Disable mounting of home directories on LIGO Lab worker nodes¶
Effective Date: This will be rolled out gradually, starting 21 April 2026
Service Impacted: Users submitting HTCondor workflows from access points (submit nodes) at LIGO Lab managed compute clusters that should run locally at those clusters and that require access to the home directory filesystem from a running job.
Details¶
Overview¶
Until this change starts to be deployed, users submitting jobs to the local HTCondor pool from an access point (AP, sometimes also called a submit node or login node) at any of the three LIGO Lab clusters (CIT, LHO, or LLO) could have those jobs access the home filesystem mounted under /home/marie.curie/ in each job. The ability of any job on the cluster to read and write to these shared filesystems from any of the worker nodes is unsustainable for stable performance of those filesystems, and with this change such access will start to be gradually removed.
Impact¶
The removal of mounting home directories on execute points (EP, also known as worker nodes) will begin at CIT on 21 April 2026. It will not initially be deployed to all worker nodes, but only to a subset corresponding to those nodes shared as dedicated low-latency nodes for low-latency analyses that have indicated that they are ready for this transition. Since whether or not the home filesystem is mounted is a binary choice for each EP, if a dedicated EP is transitioned away from mouting this filesystem for a low-latency analysis, then it will also stop mounting it when made available for offline analyses. Over time, the fraction of the CIT pool where the home file system is mounted will decrease, and jobs that still require it will have a decreasing set of resources on which they may run. The transition timeline for LHO and LLO will be determined at a later date, and informed by the experience at CIT.
This change will not remove the mounting of the home filesystem on access points. Note that at CIT, it is already the case that exactly one of the citloginN access points will mount any given user's home directory as read-write; on all others it is mounted read only.
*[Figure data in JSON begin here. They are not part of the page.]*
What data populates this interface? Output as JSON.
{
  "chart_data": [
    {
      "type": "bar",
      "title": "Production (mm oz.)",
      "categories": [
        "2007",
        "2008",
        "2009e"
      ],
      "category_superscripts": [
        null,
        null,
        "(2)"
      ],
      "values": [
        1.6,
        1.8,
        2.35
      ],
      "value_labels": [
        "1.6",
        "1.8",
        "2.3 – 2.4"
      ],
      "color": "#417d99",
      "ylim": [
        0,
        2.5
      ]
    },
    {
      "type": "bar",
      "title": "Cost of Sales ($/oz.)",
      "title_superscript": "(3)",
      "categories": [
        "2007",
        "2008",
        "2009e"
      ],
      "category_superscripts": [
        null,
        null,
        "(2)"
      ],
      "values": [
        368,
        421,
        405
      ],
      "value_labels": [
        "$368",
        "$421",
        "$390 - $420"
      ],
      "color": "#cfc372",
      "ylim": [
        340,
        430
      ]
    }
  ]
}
This change will not affect jobs that use condor file transfer to move all of their input data to a working "sandbox" on the EP, and then transfer any necessary checkpoint files or output files and directories using condor file transfer. Indeed, any workflow that needs access to the widest possible set of resources should be modified to use this mechanism (for large files in offline workflows it is also advised to use OSDF).
If, in the short term, your workflow cannot be readily modified to use HTCondor file transfer, then there are two options:
- (Preferred) Append
(TARGET.EPNFS =?= True)to the job submit requirements. If you choose this approach, the job may be submitted from any AP at CIT (though note that most AP will now by default target the distributed IGWN grid, and additional syntax is needed to ensure that a job only runs locally at CIT). - Submit your workflow at CIT using the special access point
epnfs.ligo.caltech.edu. All jobs submitted from this access point will automatically have a condor job transform added to them so that they will only target EP on which the home filesystem is mounted.
The dedicated AP epnfs.ligo.caltech.edu will only submit to the local CIT pool. Therefore, any hybrid workflows where some jobs are intended to run on the IGWN grid but others must run on the local CIT cluster with access to a shared home filesystem must use only method number 1 above to target where those jobs requiring home filesystem access land.
If a job implicitly assumes access to the shared home filesystem but does not assert this need using one of these two methods, then with some probability it will land on an EP that does not have that home file system mounted, and likely encounter errors in startup, running, or creating output files caused by the absence of that filesystem. Over time, the fraction of such EP where this will happen, and therefore the fraction of jobs that fail because they require the home file system but do not declare that, will increase.
Even for jobs that do declare their need for the home file system, over time the fraction of EP where they can run will decrease, and if such a workflow needs more resources then it should be modified to remove the assumption of a home filesystem.